1601259 (Migration)
[2016] AATA 3913
•20 May 2016
1601259 (Migration) [2016] AATA 3913 (20 May 2016)
DECISION RECORD
DIVISION:Migration & Refugee Division
APPLICANT: Mr Abbas Ali
CASE NUMBER: 1601259
DIBP REFERENCE(S): BCC2015/3343792
MEMBER:David Dobell
DATE:20 May 2016
PLACE OF DECISION: Sydney
DECISION:The Tribunal affirms the decision to cancel the applicant’s Subclass 457 (Temporary Work (Skilled)) visa
Statement made on 20 May 2016 at 9:30am
STATEMENT OF DECISION AND REASONS
APPLICATION FOR REVIEW
This is an application for review of a decision dated 7 January 2016 made by a delegate of the Minister for Immigration to cancel the applicant’s Subclass 457 (Temporary Work (Skilled)) visa under s.116 of the Migration Act 1958 (the Act).
The delegate cancelled the visa under s.116(1)(g) on the basis that his sponsor’s standard business sponsorship was cancelled under s.140M of the Act. The issue in the present case is whether that ground for cancellation is made out, and if so, whether the visa should be cancelled.
The applicant appeared before the Tribunal on 7 April 2016 to give evidence and present arguments. The Tribunal also received oral evidence from the witness, Mr Ram. The applicant was represented in relation to the review by his registered migration agent who also attended the hearing.
For the following reasons, the Tribunal has concluded that the decision to cancel the applicant’s visa should be affirmed.
CLAIMS AND EVIDENCE
The applicant’s subclass 457 visa was granted on 17 July 2012.
The Department cancelled the applicant’s visa because on 22 October 2015 his then sponsor, ATS (Asia Pacific) Pty Ltd (hereafter ‘ATS’), was subject to a 5 year sponsorship bar under s.140M of the Act. Under s.116(1)(g) of the Act this is a prescribed ground for cancellation under r.2.43(1)(l)(iv). The applicant did not respond to the notice of intention to cancel visa. The Tribunal notes that Department policy states that as a general rule, a visa should not be cancelled where the circumstances in which the ground for cancellation arose were beyond the visa holder’s control. However, in this case it proceeded to cancel the visa.
On 6 April 2016, the representative provided the Tribunal:
·Department subclass 457 visa approval for applicant, dated 18 July 2012, metallurgical or materials technician
·Department acknowledgement of nomination application, 11 January 2016, Total Reliable Solutions Pty Ltd (hereafter Total Reliability’)
At the hearing, the applicant said he began in June or July 2012 as a welding inspection inspector, in the field of oil and gas, based in Perth.

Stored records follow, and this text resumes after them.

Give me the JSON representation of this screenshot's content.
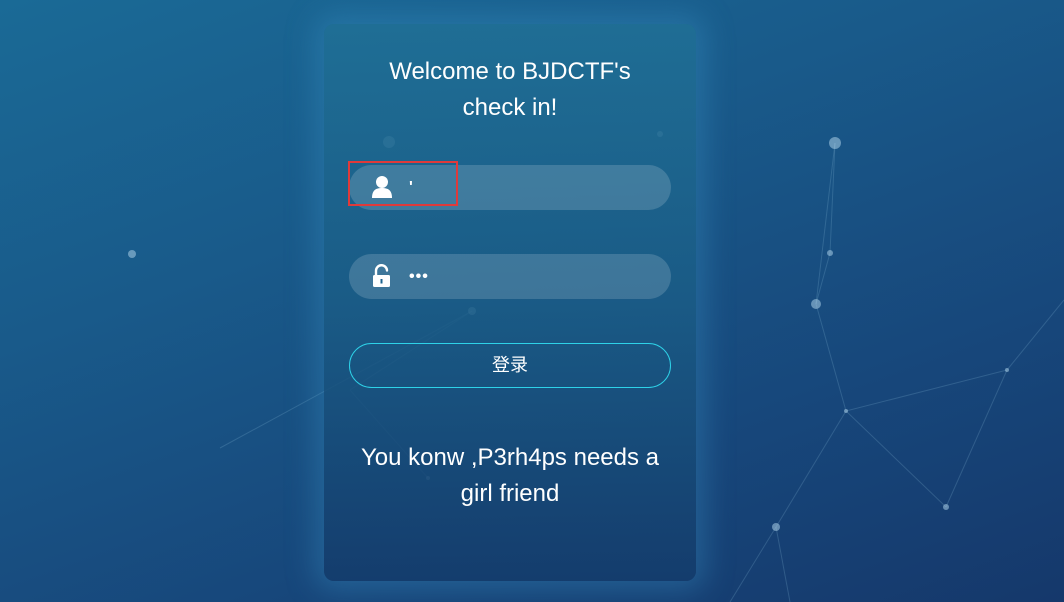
{
  "card": {
    "title_line1": "Welcome to BJDCTF's",
    "title_line2": "check in!"
  },
  "username_field": {
    "value": "'",
    "icon": "user-icon"
  },
  "password_field": {
    "value": "•••",
    "icon": "unlock-icon"
  },
  "login_button": {
    "label": "登录"
  },
  "message": {
    "line1": "You konw ,P3rh4ps needs a",
    "line2": "girl friend"
  },
  "colors": {
    "accent": "#2ed2e8",
    "highlight": "#e03a3a",
    "background": "#195a8a"
  }
}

The Tribunal asked for the applicant’s passport. He showed it and agreed that he had left Australia on 29 October 2012 and returned on 24 November 2014, some 2 years later. The Tribunal asked why he was in Pakistan for all this time. He said he went to see his mother, who he lives with, in Lahore. He had worked in Malaysia for some 8 years and had not seen his mother for some time. He said he had an accident there, in December 2012, around Christmas.
The Tribunal asked when he last worked for ATS. He said it was around December 2012. The Tribunal said that he left Australia in late October 2012. He said he had leave to go, and then his mother got sick, and then he had the accident. He said he can provide documentary evidence of being granted leave, and of his leg injury in a motorbike accident, being in hospital for 2-3 months, and that it took him over one year, two years, to recover, and he had to have plates removed, in August 2014.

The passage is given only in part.